Lecture 11: Perfect Matchings using Matrix Methods

A couple things:

  • Jason pointed out that one can use Lovasz’ basic idea with binary search to actually reduce the number of calls from m to O(n \log n), and hence get an \widetilde{O}(n^{\omega+1}) algorithm using very basic techniques.His approach is this: suppose we know that the graph G has a perfect matching. Then pick a vertex v and test whether there exists a perfect matching that uses only the first half of its incident edges. If so, recurse using that half of the edges; if not, recurse using the other half. We will do only O(\log n) queries before we find an edge matching v to someone in a perfect matching. Hence the claim of O(n \log n) tests!
  • Also, the idea to compute the inverse of a matrix A_{-j,-1} from A^{-1} in O(n^2) time is based on the following observation. Suppose

    A = \begin{bmatrix}a_{1,1} & u^T\\v & B\end{bmatrix}

    is non-singular with a_{1,1} \neq 0, and

    A^{-1} = \begin{bmatrix}\hat{a}_{1,1} & \hat{u}^T\\\hat{v} & \hat{B}\end{bmatrix}.

    Then

    B^{-1} = \hat{B} - (\hat{u}\hat{v}^T)/\hat{a}_{1,1}.

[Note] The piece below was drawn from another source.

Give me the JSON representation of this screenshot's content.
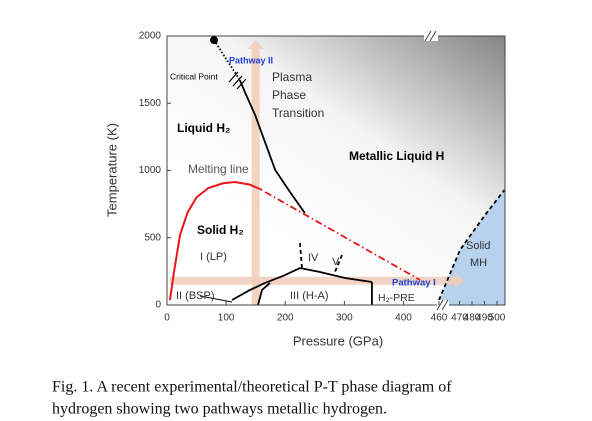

    Just using this idea along with the Rabin-Vazirani approach gives an O(n^3) algorithm, since we need to compute n inverses, each taking O(n^2) time. Mucha and Sankowski showed how to speed this up to find a perfect matching in O(n^\omega) time.

  • Finally, we only saw the proofs for bipartite graphs in lecture, the general graph case also goes through with more work.